Die Reaktion der OMR: bemüht, aber begrenzt
CORRECTIV hat das Großevent OMR mit der Kritik und den Forderungen konfrontiert. Eine Sprecherin nimmt das Feedback „sehr ernst“. Seit 2023 gebe es ein Awareness-Konzept, das laufend weiterentwickelt werde, erklärt sie. Die OMR schreibe sich jedoch nicht „Inklusion“ zu: „Wir sprechen bewusst von ,Awareness‘ und schreiben uns nicht auf die Fahne, dass das OMR Festival inklusiv ist.“
Genannt werden als Maßnahme unter anderem zwei abgedunkelte Rückzugsräume auf dem Indoor-Gelände, ausgestattet mit Couch, Kissen und ausleihbaren Noise-Cancelling-Kopfhörern: Zwei Stück in den Safer Spaces, erklärt die Sprecherin.
Auf Nachfrage von CORRECTIV sollen die Ruheräume 14 und 20 Quadratmeter haben.

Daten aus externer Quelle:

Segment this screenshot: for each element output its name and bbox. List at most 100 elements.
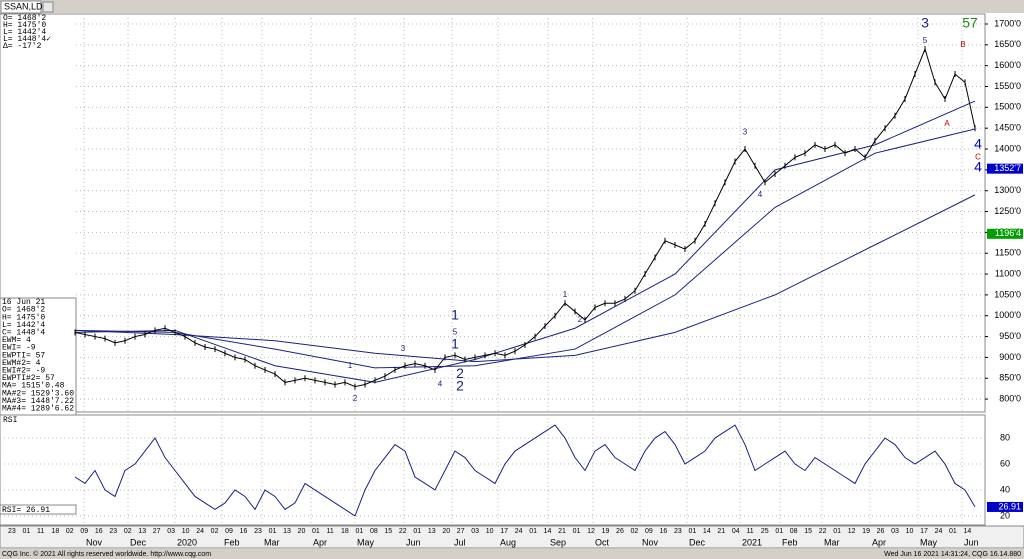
- wave-label: 2: [456, 377, 464, 393]
- price-pane: [0, 13, 986, 413]
- wave-label: 57: [962, 15, 978, 31]
- day-label: 22: [399, 528, 407, 535]
- day-label: 01: [355, 528, 363, 535]
- y-tick-label: 1150'0: [995, 248, 1021, 258]
- day-label: 24: [935, 528, 943, 535]
- info-line: O= 1468'2: [3, 14, 46, 23]
- y-tick-label: 1050'0: [994, 289, 1021, 299]
- y-tick-label: 1450'0: [994, 123, 1021, 133]
- wave-label: 4: [758, 190, 763, 199]
- month-label: Apr: [872, 537, 886, 547]
- info-line: MA#3= 1448'7.22: [2, 397, 74, 406]
- rsi-line: [74, 424, 976, 517]
- rsi-label: RSI: [3, 416, 17, 425]
- tab-bar: [0, 0, 1024, 13]
- info-line: O= 1468'2: [2, 306, 45, 315]
- rsi-tick-label: 60: [1000, 458, 1010, 468]
- y-tick-label: 850'0: [999, 373, 1021, 383]
- month-label: Jul: [454, 537, 466, 547]
- wave-label: 2: [353, 394, 358, 403]
- day-label: 12: [848, 528, 856, 535]
- wave-label: 1: [451, 336, 459, 352]
- day-label: 27: [457, 528, 465, 535]
- day-label: 18: [341, 528, 349, 535]
- day-label: 16: [95, 528, 103, 535]
- y-tick-label: 900'0: [999, 352, 1021, 362]
- status-left: CQG Inc. © 2021 All rights reserved worl…: [2, 550, 211, 558]
- rsi-tag-label: 26.91: [998, 501, 1021, 511]
- rsi-tick-label: 20: [1000, 510, 1010, 520]
- add-tab[interactable]: [42, 1, 54, 13]
- day-label: 02: [631, 528, 639, 535]
- day-label: 19: [862, 528, 870, 535]
- y-tick-label: 1000'0: [994, 310, 1021, 320]
- month-label: Apr: [313, 537, 327, 547]
- day-label: 24: [515, 528, 523, 535]
- day-label: 01: [22, 528, 30, 535]
- y-tick-label: 1100'0: [995, 268, 1021, 278]
- day-label: 08: [790, 528, 798, 535]
- day-label: 23: [254, 528, 262, 535]
- day-label: 01: [269, 528, 277, 535]
- month-label: Feb: [782, 537, 798, 547]
- y-tick-label: 1400'0: [994, 143, 1021, 153]
- wave-label: 4: [974, 136, 982, 152]
- day-label: 21: [558, 528, 566, 535]
- day-label: 14: [703, 528, 711, 535]
- date-axis: [0, 525, 1024, 549]
- moving-average: [74, 194, 976, 363]
- day-label: 11: [327, 528, 334, 535]
- wave-label: 5: [453, 328, 458, 337]
- day-label: 01: [413, 528, 421, 535]
- month-label: Nov: [642, 537, 659, 547]
- day-label: 20: [442, 528, 450, 535]
- day-label: 27: [153, 528, 161, 535]
- rsi-tick-label: 80: [1000, 432, 1010, 442]
- day-label: 11: [37, 528, 44, 535]
- day-label: 01: [949, 528, 957, 535]
- day-label: 11: [746, 528, 753, 535]
- tab[interactable]: [0, 0, 42, 14]
- month-label: Dec: [689, 537, 706, 547]
- day-label: 09: [80, 528, 88, 535]
- month-label: Feb: [224, 537, 240, 547]
- day-label: 02: [124, 528, 132, 535]
- day-label: 01: [775, 528, 783, 535]
- day-label: 14: [544, 528, 552, 535]
- day-label: 16: [240, 528, 248, 535]
- wave-label: 1: [451, 306, 459, 322]
- info-line: C= 1448'4: [2, 329, 45, 338]
- month-label: Sep: [550, 537, 566, 547]
- month-label: Mar: [264, 537, 280, 547]
- y-tick-label: 1600'0: [994, 60, 1021, 70]
- status-right: Wed Jun 16 2021 14:31:24, CQG 16.14.880: [884, 551, 1021, 558]
- wave-label: 4: [974, 158, 982, 174]
- status-bar: [0, 549, 1024, 559]
- day-label: 03: [891, 528, 899, 535]
- day-label: 09: [225, 528, 233, 535]
- day-label: 01: [833, 528, 841, 535]
- price-tag: [987, 228, 1023, 239]
- day-label: 21: [717, 528, 725, 535]
- day-label: 13: [283, 528, 291, 535]
- y-tick-label: 1250'0: [994, 206, 1021, 216]
- wave-label: C: [975, 152, 981, 161]
- rsi-tag: [987, 501, 1023, 512]
- day-label: 22: [819, 528, 827, 535]
- info-line: L= 1442'4: [2, 321, 45, 330]
- info-line: MA#2= 1529'3.60: [2, 389, 74, 398]
- info-line: H= 1475'0: [3, 21, 46, 30]
- day-label: 08: [370, 528, 378, 535]
- wave-label: 3: [921, 15, 929, 31]
- y-tick-label: 1650'0: [994, 39, 1021, 49]
- day-label: 10: [486, 528, 494, 535]
- info-line: 16 Jun 21: [2, 298, 45, 307]
- day-label: 15: [384, 528, 392, 535]
- month-label: Mar: [824, 537, 840, 547]
- info-line: H= 1475'0: [2, 313, 45, 322]
- info-box: [0, 297, 77, 416]
- day-label: 26: [877, 528, 885, 535]
- info-line: MA= 1515'0.48: [2, 382, 65, 391]
- wave-label: A: [944, 119, 950, 128]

Gemessen an der potenziellen Zahl neurodivergenter Menschen in der Gesellschaft – rein rechnerisch zwischen 10.500 und 14.000 bei 70.000 Besuchern – erscheint das ausgesprochen wenig. Selbst bei vier Ruheräumen würde das bis zu 0,04 Ruheräume pro 100 neurodivergente Personen bedeuten.
Bei genauerem Hinsehen zeigt sich also: Viele der von CORRECTIV recherchierten Forderungen bleiben unerfüllt. OMR verweist zudem auf eine Awareness-Landingpage. Dort werden jedoch keine Angaben zur Ausstattung der Rückzugsräume gemacht. Auf die Forderungen nach „Sunflower Lanyards“ schreibt die Sprecherin: „Das war mir bisher nicht bekannt“. Sie führt aus: „Die eigene unsichtbare Behinderung sichtbar zu machen, sei eine persönliche Entscheidung.“ Betroffene könnten dies laut der Sprecherin gerne selbstbestimmt auf der OMR umsetzen.

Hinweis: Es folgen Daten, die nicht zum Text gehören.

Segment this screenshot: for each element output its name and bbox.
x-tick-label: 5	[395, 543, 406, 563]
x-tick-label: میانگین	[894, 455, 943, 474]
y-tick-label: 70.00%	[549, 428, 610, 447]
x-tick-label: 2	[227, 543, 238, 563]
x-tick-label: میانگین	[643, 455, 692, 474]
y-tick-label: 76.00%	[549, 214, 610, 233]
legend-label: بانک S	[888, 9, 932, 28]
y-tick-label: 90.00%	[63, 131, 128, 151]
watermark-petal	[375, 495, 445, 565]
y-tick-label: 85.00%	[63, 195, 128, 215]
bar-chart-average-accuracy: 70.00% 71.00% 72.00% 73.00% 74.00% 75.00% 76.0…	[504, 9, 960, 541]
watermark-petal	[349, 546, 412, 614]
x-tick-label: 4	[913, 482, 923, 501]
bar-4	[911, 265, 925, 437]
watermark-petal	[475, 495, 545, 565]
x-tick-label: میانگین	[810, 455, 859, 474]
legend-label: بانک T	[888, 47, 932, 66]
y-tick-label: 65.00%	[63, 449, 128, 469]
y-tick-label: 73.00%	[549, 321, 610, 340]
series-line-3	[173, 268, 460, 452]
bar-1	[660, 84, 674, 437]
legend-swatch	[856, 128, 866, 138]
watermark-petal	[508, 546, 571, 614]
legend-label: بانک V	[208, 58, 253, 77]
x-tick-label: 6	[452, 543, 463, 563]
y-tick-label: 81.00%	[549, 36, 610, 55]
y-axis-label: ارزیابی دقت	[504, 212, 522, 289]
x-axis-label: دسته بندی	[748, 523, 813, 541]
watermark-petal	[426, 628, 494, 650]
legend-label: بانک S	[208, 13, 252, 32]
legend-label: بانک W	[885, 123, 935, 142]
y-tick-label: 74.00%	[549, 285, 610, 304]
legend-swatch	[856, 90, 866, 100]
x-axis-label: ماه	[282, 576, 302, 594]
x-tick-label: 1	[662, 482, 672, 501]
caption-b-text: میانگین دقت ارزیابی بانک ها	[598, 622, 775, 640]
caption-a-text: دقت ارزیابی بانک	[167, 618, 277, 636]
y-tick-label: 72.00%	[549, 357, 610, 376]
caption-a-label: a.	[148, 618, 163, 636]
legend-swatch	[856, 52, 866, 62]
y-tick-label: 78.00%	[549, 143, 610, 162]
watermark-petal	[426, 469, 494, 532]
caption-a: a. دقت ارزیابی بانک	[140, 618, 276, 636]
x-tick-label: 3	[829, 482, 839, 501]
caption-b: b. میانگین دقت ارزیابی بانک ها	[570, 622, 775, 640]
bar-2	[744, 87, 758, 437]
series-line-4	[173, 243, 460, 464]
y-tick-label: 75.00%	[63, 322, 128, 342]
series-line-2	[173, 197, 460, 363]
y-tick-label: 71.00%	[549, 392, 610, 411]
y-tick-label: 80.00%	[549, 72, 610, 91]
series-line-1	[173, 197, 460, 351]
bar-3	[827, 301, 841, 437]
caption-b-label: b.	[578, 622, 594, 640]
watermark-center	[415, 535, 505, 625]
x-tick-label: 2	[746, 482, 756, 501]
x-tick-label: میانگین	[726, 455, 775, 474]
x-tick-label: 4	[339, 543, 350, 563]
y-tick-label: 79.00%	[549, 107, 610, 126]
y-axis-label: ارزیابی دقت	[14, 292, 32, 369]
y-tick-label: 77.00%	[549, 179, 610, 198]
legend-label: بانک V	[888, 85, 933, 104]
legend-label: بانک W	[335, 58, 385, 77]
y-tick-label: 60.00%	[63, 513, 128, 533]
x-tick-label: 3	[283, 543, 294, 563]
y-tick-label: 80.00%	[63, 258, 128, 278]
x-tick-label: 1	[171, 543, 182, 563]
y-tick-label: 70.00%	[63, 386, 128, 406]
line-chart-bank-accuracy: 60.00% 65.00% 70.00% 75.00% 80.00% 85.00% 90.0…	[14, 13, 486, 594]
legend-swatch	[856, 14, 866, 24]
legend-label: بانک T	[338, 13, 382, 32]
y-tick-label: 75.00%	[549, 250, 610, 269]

Auf die Frage nach Apps zur Reiznavigation („Wo ist es gerade leer/leise?“) schreibt die Sprecherin: „Die Idee wurde aus sicherheitsrelevanten Aspekten verworfen.“ Bei der Frage nach CO2-Messung, Luftfilterung und Frischluftzufuhr zur Minimierung von Gesundheitsrisiken heißt es: „Das Messegelände umfasst einen großzügigen Außenraum.“ Frei nach dem Motto: Frischluft gibt es auch draußen. Die Hallen seien aber belüftet und FFP2-Masken sollen kostenlos beim Awareness-Team besorgt werden können.

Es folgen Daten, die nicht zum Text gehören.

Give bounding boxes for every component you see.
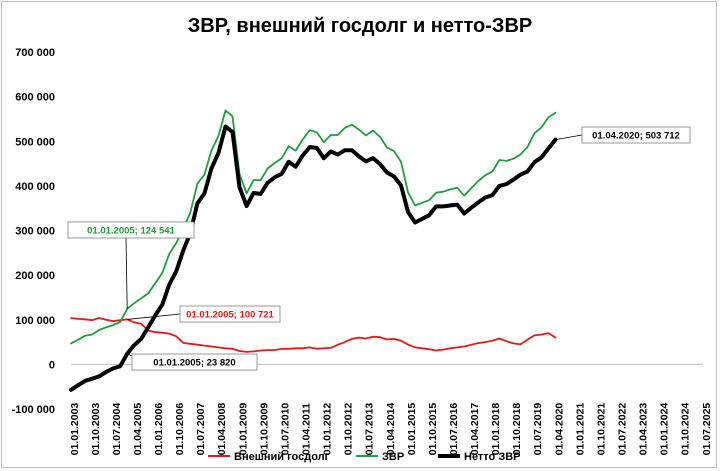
callout-label: 01.01.2005; 100 721: [186, 310, 274, 321]
x-tick-label: 01.10.2012: [343, 403, 355, 456]
x-tick-label: 01.07.2022: [617, 403, 629, 456]
legend: Внешний госдолг ЗВР Нетто ЗВР: [208, 451, 521, 463]
x-tick-label: 01.01.2009: [237, 403, 249, 456]
callout-label: 01.04.2020; 503 712: [592, 131, 680, 142]
callouts: 01.01.2005; 124 541 01.01.2005; 100 721 01…: [67, 126, 691, 371]
y-tick-label: 500 000: [15, 136, 55, 148]
x-tick-label: 01.01.2024: [659, 403, 671, 456]
x-tick-label: 01.07.2013: [364, 403, 376, 456]
y-tick-label: -100 000: [12, 404, 55, 416]
x-tick-label: 01.04.2023: [638, 403, 650, 456]
x-tick-label: 01.07.2019: [532, 403, 544, 456]
x-tick-label: 01.01.2018: [490, 403, 502, 456]
reserves-series-line: [70, 109, 557, 345]
x-tick-label: 01.04.2011: [301, 403, 313, 455]
chart-title: ЗВР, внешний госдолг и нетто-ЗВР: [188, 15, 533, 37]
x-tick-label: 01.10.2006: [174, 403, 186, 456]
y-tick-label: 300 000: [15, 226, 55, 238]
callout-leader-line: [125, 237, 128, 309]
x-tick-label: 01.04.2014: [385, 403, 397, 456]
y-tick-label: 100 000: [15, 315, 55, 327]
y-axis-labels: -100 000 0 100 000 200 000 300 000 400 000 500…: [12, 47, 55, 416]
x-tick-label: 01.07.2007: [195, 403, 207, 456]
x-tick-label: 01.01.2012: [322, 403, 334, 456]
x-tick-label: 01.07.2016: [448, 403, 460, 456]
legend-label-reserves: ЗВР: [382, 451, 404, 463]
x-tick-label: 01.10.2003: [90, 403, 102, 456]
x-tick-label: 01.04.2005: [132, 403, 144, 456]
x-tick-label: 01.07.2010: [279, 403, 291, 456]
legend-label-net-reserves: Нетто ЗВР: [464, 451, 521, 463]
x-tick-label: 01.10.2018: [511, 403, 523, 456]
x-tick-label: 01.01.2021: [574, 403, 586, 456]
x-tick-label: 01.04.2017: [469, 403, 481, 456]
callout-label: 01.01.2005; 23 820: [153, 358, 235, 369]
x-tick-label: 01.01.2006: [153, 403, 165, 456]
net-reserves-series-line: [69, 124, 558, 392]
y-tick-label: 0: [49, 359, 55, 371]
callout-box: [581, 126, 691, 144]
callout-leader-line: [127, 353, 133, 357]
series-group: [69, 109, 558, 392]
y-tick-label: 400 000: [15, 181, 55, 193]
x-tick-label: 01.04.2020: [553, 403, 565, 456]
x-tick-label: 01.10.2024: [680, 403, 692, 456]
x-tick-label: 01.01.2003: [69, 403, 81, 456]
x-axis-labels: 01.01.2003 01.10.2003 01.07.2004 01.04.2005…: [69, 403, 713, 456]
legend-label-external-debt: Внешний госдолг: [234, 451, 330, 463]
y-tick-label: 700 000: [15, 47, 55, 59]
x-tick-label: 01.04.2008: [216, 403, 228, 456]
x-tick-label: 01.10.2009: [258, 403, 270, 456]
x-tick-label: 01.10.2015: [427, 403, 439, 456]
callout-label: 01.01.2005; 124 541: [87, 226, 175, 237]
callout-box: [67, 221, 195, 239]
x-tick-label: 01.01.2015: [406, 403, 418, 456]
y-tick-label: 200 000: [15, 270, 55, 282]
x-tick-label: 01.10.2021: [595, 403, 607, 456]
callout-leader-line: [555, 134, 583, 140]
callout-box: [179, 305, 281, 323]
callout-leader-line: [127, 313, 181, 320]
external-debt-series-line: [70, 317, 557, 353]
callout-box: [131, 353, 258, 371]
y-tick-label: 600 000: [15, 92, 55, 104]
x-tick-label: 01.07.2025: [701, 403, 713, 456]
x-tick-label: 01.07.2004: [111, 403, 123, 456]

Die OMR verweist zudem auf ein geschultes Awareness-Team in lila Westen, erreichbar per Telefon oder Codewort „Ist SOFIA da?
Ein Anfang – aber reicht das?
Die OMR hat Schritte unternommen, die über den Branchendurchschnitt hinausgehen. Doch viele der recherchierten Forderungen bleiben bislang unerfüllt. Die Reaktionen auf konkrete Vorschläge zeigen, wie groß der Handlungsbedarf ist – vor allem, wenn Inklusion und Diversität mehr sein soll als gute Absicht und Namen im Timetable. Wenn laut Statistik jede fünfte Person in Deutschland neurodivergent ist, stellt sich eine entscheidende Frage: Wer fühlt sich wirklich eingeladen?